Dans cette structure antiboise, Jean-Marc s’est directement senti à l’aise et a repris confiance en lui. Sur cette deuxième partie de saison, il a montré de bien belles choses sur les deux côtés du terrain, et pour lui cette première réussite provient d’une bonne adaptation dans l’équipe : « Je me sentais bien dans l’équipe, il y a eu un petit temps d’adaptation mais après ça, c’était super. Mon arrivée leur a fait du bien, permettant à (Fernando) Raposo de se reposer, mais ça m’a fait du bien à moi aussi. » Malgré cette fin de saison qui vient à nouveau le couper dans son élan, le jeune poste 5 ne garde que le positif : « Je suis déçu, forcément, puisque sur les trois/quatre derniers match je commençais vraiment à monter en niveau. Mais je suis content et avec du recul je trouve que c’est positif car j’ai retrouvé des sensations et j’ai pu mettre en pratique tout ce que j’avais appris à Nanterre… donc c’est positif et encourageant. » Avec une fin prématurée et seulement huit matchs joués en Pro B, Jean-Marc est dans le flou et ne sait pas encore qu’elle sera la suite pour lui, même s’il a un avis sur la question.

Un avenir en suspens par manque de visibilité

La chanson se répète mais c’est pourtant réel. Les joueurs sont à un moment de leur carrière où se pencher sur l’avenir est une question épineuse au vu de la situation actuelle qui ne leur laisse que très peu de visibilité. Jean-Marc, lui, après avoir prouvé de quoi il était capable en Pro B (4,5 points à 53,3% de réussite aux tirs, 3,6 rebonds et 1 contre pour 6,4 d'évaluation en 15 minutes sur 8 matchs de saison régulière), se pose actuellement la question de savoir ce qui serait le plus bénéfique pour lui : « Mon contrat avec Nanterre expire le 31 juin prochain, donc je suis actuellement en discussion avec Nanterre. Je suis dans le flou, ce que je veux surtout c’est avoir des minutes de temps de jeu. Pour ça, à l’heure actuelle, je pense que la meilleure décision serait de faire encore une ou deux saisons en Pro B. Après si Nanterre ou un autre club de Jeep ELITE ont un meilleur rôle pour moi… pourquoi pas. »

Cet avenir flou ne veut pas dire pour autant que le pivot va s’arrêter de travailler sur son jeu et son corps.
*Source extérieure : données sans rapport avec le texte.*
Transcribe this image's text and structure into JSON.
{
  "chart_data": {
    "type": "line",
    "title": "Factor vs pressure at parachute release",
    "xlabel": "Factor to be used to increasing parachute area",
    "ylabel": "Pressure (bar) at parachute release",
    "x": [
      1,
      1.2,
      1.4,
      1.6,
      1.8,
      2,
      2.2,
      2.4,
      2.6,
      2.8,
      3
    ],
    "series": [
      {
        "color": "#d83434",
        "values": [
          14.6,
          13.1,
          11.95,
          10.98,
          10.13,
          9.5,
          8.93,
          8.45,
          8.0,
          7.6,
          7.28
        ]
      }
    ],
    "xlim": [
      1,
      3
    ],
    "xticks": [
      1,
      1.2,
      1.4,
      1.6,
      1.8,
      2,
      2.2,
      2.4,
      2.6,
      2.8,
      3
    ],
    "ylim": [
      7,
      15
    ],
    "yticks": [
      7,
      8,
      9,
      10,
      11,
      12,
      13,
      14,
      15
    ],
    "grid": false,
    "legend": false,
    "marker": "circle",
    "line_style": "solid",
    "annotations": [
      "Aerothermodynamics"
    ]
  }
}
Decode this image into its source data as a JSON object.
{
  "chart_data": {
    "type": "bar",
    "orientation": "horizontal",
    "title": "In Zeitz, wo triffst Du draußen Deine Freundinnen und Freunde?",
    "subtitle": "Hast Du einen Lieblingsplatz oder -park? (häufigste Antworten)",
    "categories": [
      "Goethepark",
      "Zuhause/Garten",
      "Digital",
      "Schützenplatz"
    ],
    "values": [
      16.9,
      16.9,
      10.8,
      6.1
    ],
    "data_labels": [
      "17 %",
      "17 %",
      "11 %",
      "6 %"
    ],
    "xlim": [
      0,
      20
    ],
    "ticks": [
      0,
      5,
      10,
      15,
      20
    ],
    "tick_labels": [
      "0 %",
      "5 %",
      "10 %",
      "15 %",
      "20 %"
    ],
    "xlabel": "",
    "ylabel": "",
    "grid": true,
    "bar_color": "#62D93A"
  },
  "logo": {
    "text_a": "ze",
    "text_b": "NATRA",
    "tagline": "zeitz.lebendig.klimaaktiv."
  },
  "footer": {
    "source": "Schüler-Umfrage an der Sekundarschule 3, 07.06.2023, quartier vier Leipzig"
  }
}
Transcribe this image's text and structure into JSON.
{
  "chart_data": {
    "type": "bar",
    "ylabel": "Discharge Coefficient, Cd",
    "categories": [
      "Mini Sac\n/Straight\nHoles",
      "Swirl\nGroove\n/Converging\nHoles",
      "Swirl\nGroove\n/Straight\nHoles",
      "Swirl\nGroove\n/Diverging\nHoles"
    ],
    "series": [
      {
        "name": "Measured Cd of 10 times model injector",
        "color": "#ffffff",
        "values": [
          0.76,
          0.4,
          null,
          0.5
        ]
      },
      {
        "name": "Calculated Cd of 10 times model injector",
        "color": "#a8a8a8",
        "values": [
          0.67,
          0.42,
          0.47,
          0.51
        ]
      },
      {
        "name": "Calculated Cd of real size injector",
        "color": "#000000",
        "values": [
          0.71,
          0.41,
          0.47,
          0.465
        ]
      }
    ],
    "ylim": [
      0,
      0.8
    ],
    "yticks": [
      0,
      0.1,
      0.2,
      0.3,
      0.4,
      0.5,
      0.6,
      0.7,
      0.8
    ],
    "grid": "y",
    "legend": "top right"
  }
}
Au contraire, comme beaucoup de joueurs interviewés récemment, le confinement est la période parfaite pour améliorer les lacunes basket de ces joueurs : « Pendant le confinement je travaille beaucoup. J’ai mis en place un régime car j’étais arrivé à Antibes avec quelques Kilos en trop, donc là depuis le début du confinement j’ai perdu 3 kilos. Ensuite je bosse sur mes appuis et ma condition physique tout en touchant le ballon pour ne pas perdre le touché. » Néanmoins, confinement ou pas, le Guyanais devra continuer ses efforts une fois que la vie basket reprendra : « Si je veux continuer à faire de bonnes performances il faut que je bosse sur plusieurs aspects de mon jeu. Je dois me pencher sur mon jeu de post-up, être encore plus fiable sur mon tir à mis distance et aussi sur ma défense, même si je ne me débrouille pas trop mal à ce niveau-là. » En quête de régularité dans un effectif professionnel, Jean-Marc Pansa semble avoir trouvé la recette qui lui a échappé depuis quelques mois. Une fois lancé, c’est sans aucun doute que ce jeune pivot français viendra arracher les paniers LNB.